Reputation: 79
I have two sets of data train and test. The two data sets have 30213 and 30235 items respectively with 66 dimensions each.
I am trying to apply t-SNE of scikit learn to reduce the dimension to 2. Since the data sets are large and I get MemoryError if I try to process the entire data in one shot, I try to break them into chunks and transform one chunk at a time like this:
tsne = manifold.TSNE(n_components=2, perplexity=30, init='pca', random_state=0)
X_tsne_train = np.array( [ [ 0.0 for j in range( 2 ) ] for i in range( X_train.shape[0] ) ] )
X_tsne_test = np.array( [ [ 0.0 for j in range( 2 ) ] for i in range( X_test.shape[0] ) ] )
d = ( ( X_train, X_tsne_train ), ( X_test, X_tsne_test ) )
chunk = 5000
for Z in d:
x, x_tsne = Z[0], Z[1]
pstart, pend = 0, 0
while pend < x.shape[0]:
if pend + chunk < x.shape[0]:
pend = pstart + chunk
else:
pend = x.shape[0]
print 'pstart = ', pstart, 'pend = ', pend
x_part = x[pstart:pend]
x_tsne[pstart:pend] += tsne.fit_transform(x_part)
pstart = pend
It runs without MemoryError but I find that different runs of the script produce different outputs for the same data items. This could be due to the fit and transform operations happening together on each chunk of data. But if I try to fit on train data with tsne.fit(X_train)
, I get MemoryError
. How to correctly reduce the dimension of all data items in train and test sets to 2 without any incongruence among the chunks?
Upvotes: 7
Views: 4944
Reputation: 2487
I am not entirely certain what you mean by "different outputs with the same data items", but here are some comments that might help you.
First, t-SNE is not really a "dimension reduction" technique in the same sense that PCA or other methods are. There is no way to take a fixed, learned t-SNE model and apply it to new data. (Note that the class has no transform()
method, only fit()
and fit_transform()
.) You will, therefore, be unable to use a "train" and "test" set.
Second, each and every time you call fit_transform()
you are getting a completely different model. The meaning of your reduced dimensions is, therefore, not consistent from chunk to chunk. Each chunk has its own little low-dimensional space. The model is different each time, and therefore the data are not being projected into the same space.

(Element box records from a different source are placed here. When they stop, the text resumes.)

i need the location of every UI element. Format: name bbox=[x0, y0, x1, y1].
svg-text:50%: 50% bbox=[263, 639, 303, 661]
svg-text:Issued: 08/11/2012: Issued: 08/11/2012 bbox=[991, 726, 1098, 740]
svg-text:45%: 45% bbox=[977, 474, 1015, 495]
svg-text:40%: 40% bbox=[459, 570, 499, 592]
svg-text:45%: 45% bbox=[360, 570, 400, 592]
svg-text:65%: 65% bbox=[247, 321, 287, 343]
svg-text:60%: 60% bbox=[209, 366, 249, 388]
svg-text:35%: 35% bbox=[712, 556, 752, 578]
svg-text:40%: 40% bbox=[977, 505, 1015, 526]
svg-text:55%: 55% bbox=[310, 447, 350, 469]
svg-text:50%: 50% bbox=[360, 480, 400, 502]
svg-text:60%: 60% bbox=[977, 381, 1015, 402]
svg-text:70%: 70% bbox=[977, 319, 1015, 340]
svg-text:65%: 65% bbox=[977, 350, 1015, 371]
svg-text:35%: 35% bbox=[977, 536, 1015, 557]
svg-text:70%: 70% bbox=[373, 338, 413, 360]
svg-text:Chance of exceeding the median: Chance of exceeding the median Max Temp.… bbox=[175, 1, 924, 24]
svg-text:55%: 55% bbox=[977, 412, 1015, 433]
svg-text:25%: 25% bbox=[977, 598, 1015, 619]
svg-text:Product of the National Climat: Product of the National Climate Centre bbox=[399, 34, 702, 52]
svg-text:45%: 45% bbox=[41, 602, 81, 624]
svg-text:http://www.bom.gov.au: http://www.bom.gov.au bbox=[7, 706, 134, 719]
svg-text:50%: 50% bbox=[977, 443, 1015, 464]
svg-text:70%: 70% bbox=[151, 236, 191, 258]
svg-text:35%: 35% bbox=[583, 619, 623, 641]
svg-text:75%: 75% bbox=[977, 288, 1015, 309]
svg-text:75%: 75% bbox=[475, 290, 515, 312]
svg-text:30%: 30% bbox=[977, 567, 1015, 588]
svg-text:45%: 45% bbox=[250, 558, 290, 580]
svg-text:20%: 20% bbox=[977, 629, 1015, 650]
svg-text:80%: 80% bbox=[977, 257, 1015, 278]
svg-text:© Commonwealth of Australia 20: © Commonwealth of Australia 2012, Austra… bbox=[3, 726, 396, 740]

Third, you don't include the code where you divide "train" from "test". It may be that, while you are being careful to set the random seed of t-SNE, you are not setting the random seed of your train/test division, resulting in different data divisions, and thus different results on subsequent runs.
Finally, if you want to use t-SNE to visualize your data, you might consider following the advice on the documentation page, and applying PCA to reduce the dimensionality of the input from 66 to, say, 15. That would dramatically reduce the memory footprint of t-SNE.
Upvotes: 2